Cuz those Must Haves and 5 Essential Elements? Mad, baby doesn’t have ’em. Like:
Written in the second person POV, the story opens with ”you” living with “your” mom in the Lighthouse Inn in the mythical country of Evonia. Your mom is up to her eyeballs in debt. You are thirteen years old, help out at the Inn, and have a birth defect. An enigmatic old man shows up at the Inn on a dark and stormy night. Think Gandalf. He offers a crystal “trinket” in lieu of coin for a room. And gets chucked out into the street during a storm. You see him later standing on the shoreline, distraught. Now you have a choice to make. The interactive part. Readers are offered two options:
If you run down to the old man and offer him a place to stay, turn to page 178.
If you leave him and return to your chores, turn to page 212.
That’s on page five. If you turn to page six, you find yourself in a boat in a lagoon, face-to-face with a thunder walker. And then:
The End
Congratulations! You escaped the Island of the Mag Magician! Perhaps there are other paths to take? Turn to page 40.
We kinda like page 6 to segue off of page 5, and so on. We’re just funny that way.
But if you turn to page 40 like a good little reader, you get this on page 41:
If you take a moment to rest, turn to page 7.
If you enter the rock wall, turn to page 61.
If you explore the ruins, turn to page 102.
“Turn to page 40” shows up a lot. It’s kinda like rolling around inside a Sears Kenmore: Wash. Rinse. Repeat. Spin cycle. In fact, that’s what this book is like. Lots of spin cycle.
Choose?
The book is written in “Choose your own adventure style.” As in, non-linear. For those of us who aren’t big fans of non-linear, this gets old. Fast. And all that flipping back and forth between this page and that to sound out “alternative endings”? Are you kidding me?!
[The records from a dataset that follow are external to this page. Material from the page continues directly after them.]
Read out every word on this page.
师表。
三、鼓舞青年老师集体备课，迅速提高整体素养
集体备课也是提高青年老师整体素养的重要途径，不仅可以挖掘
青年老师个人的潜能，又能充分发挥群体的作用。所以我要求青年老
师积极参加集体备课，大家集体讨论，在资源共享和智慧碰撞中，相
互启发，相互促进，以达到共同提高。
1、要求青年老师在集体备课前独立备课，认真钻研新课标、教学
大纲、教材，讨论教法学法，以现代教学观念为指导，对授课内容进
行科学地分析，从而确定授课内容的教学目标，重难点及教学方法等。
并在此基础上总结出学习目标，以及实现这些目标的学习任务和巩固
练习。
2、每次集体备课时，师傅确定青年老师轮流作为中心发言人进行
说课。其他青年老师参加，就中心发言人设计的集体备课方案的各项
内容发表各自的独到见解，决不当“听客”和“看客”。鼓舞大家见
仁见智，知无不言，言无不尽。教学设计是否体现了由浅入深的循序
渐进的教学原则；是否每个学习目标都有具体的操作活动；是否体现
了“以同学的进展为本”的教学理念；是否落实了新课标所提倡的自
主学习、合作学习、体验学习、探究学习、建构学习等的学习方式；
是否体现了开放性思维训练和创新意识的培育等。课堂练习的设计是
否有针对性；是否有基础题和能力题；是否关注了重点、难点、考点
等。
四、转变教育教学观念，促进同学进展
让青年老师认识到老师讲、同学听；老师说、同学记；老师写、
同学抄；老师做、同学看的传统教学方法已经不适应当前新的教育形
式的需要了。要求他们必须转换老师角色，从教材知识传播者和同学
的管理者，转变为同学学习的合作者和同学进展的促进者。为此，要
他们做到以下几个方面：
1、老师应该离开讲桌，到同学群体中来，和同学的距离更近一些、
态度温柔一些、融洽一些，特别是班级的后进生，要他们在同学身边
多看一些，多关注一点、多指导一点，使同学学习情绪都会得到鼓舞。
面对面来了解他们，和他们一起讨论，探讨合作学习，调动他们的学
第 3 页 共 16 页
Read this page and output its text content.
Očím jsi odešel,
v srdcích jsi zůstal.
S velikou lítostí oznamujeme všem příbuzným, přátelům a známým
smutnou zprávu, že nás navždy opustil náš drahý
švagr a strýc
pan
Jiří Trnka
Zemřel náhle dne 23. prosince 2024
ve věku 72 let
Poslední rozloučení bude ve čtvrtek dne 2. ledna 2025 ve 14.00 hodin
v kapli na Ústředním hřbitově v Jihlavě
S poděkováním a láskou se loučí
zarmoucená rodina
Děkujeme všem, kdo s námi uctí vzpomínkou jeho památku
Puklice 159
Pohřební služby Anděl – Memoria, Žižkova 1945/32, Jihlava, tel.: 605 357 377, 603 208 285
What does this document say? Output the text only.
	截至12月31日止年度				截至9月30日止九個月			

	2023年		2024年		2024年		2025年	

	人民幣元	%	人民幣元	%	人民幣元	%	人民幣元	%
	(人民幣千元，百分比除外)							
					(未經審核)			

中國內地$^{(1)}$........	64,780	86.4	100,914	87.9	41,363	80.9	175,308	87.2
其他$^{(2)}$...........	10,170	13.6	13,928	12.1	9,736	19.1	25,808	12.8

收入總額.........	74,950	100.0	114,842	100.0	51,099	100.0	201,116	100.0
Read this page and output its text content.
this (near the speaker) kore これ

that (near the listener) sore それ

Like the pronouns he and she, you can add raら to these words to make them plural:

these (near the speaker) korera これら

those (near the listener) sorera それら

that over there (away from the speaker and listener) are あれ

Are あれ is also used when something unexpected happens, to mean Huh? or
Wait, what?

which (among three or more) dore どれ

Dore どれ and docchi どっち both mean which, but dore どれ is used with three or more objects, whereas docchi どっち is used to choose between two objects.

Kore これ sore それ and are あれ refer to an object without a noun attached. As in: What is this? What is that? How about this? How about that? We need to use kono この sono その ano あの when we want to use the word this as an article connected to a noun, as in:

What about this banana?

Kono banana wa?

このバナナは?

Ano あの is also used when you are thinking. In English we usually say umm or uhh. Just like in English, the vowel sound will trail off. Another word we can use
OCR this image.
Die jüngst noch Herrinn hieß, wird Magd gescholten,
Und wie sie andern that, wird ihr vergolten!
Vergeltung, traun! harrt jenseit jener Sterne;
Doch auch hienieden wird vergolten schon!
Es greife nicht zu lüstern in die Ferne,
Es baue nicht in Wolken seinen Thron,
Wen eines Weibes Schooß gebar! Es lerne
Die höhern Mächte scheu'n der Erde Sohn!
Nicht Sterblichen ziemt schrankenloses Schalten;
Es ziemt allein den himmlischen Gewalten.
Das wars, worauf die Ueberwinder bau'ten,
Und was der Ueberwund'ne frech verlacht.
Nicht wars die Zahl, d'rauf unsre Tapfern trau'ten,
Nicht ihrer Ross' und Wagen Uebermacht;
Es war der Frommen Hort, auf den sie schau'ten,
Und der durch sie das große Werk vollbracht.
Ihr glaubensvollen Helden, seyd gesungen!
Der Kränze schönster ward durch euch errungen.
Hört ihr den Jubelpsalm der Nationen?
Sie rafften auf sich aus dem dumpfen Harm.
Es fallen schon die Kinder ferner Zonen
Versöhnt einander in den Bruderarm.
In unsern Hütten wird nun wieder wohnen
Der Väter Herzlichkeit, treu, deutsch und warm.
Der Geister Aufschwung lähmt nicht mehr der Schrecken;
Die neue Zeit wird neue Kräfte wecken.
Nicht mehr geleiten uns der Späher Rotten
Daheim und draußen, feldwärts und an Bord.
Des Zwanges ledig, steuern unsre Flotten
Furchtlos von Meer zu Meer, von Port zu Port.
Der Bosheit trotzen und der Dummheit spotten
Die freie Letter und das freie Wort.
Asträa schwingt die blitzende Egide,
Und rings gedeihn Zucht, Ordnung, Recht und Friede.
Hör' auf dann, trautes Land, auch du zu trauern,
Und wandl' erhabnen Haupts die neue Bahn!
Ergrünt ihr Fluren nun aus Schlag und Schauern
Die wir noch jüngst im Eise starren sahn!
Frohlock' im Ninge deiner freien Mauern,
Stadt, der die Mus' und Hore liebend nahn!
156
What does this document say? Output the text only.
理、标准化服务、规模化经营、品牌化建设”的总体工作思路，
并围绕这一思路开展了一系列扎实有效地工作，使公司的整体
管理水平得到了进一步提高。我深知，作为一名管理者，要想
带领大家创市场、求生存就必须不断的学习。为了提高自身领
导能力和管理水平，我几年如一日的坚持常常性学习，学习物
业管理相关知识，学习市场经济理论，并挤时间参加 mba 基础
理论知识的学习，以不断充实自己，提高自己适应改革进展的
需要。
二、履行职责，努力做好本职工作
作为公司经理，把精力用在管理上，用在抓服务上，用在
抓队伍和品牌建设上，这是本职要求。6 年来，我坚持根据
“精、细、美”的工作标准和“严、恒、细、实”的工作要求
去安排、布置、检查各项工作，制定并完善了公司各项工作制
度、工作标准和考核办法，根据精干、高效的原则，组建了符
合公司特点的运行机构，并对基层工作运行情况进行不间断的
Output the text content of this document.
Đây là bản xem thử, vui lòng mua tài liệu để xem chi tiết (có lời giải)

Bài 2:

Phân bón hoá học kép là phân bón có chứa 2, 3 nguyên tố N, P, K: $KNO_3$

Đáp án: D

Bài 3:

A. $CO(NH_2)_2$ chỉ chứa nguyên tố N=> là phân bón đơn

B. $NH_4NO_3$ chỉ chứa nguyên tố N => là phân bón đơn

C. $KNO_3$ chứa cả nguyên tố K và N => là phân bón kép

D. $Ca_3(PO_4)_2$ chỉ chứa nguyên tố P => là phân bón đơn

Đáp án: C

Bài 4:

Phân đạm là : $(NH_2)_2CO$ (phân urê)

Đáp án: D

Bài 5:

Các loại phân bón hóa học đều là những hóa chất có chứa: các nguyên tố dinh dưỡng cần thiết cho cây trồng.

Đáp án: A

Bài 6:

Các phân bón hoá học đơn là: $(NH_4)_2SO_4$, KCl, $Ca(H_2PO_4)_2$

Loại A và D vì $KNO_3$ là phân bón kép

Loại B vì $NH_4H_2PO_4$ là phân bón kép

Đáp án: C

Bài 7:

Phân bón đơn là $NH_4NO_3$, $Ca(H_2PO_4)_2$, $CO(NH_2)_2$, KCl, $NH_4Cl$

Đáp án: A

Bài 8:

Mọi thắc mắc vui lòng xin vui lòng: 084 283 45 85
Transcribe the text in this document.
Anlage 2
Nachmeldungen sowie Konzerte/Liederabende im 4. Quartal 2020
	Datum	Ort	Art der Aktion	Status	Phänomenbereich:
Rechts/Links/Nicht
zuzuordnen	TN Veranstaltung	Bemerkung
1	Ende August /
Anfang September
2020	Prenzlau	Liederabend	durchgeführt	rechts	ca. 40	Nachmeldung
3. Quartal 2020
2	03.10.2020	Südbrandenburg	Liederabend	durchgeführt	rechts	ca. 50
Some readers may find On The Island of the Mad Magician engaging, entertaining, fresh, and unique. Others will find it confusing, muddled, and annoying. (Hi, Her Crankiness.)
Dinosaurs
Middle grade readers who haven’t been around since dinosaurs roamed the earth may very well enjoy this book. Find it entertaining and engaging. And enjoy putting themselves in the “driver’s seat,” so to speak.
But Mom and I? One of us has been around so long, she was on a first-name basis with Adam and Eve. (Hi, Mom.) And we like our stories to be coherent. With a distinct beginning, middle, and end. No page flipping back and forth. We’re just funny that way again.
DNFed
Moreover, our TBR pile is a mile high. We’re up to our eyeballs in coherent books with coherent plots that move from Point A to Point B in at least a semi-orderly manner. We don’t have time to play cutesy guessing games or hop down “endless quest” type bunny trails. (That dinosaur thing again.) That’s how On The Island of the Mad Magician wound up in our DNF pile. Thus, we won’t be rating this book. We will, however, be reaching for the Tylenol. Go figure.
Do you enjoy “choose your own adventure” books? Examples?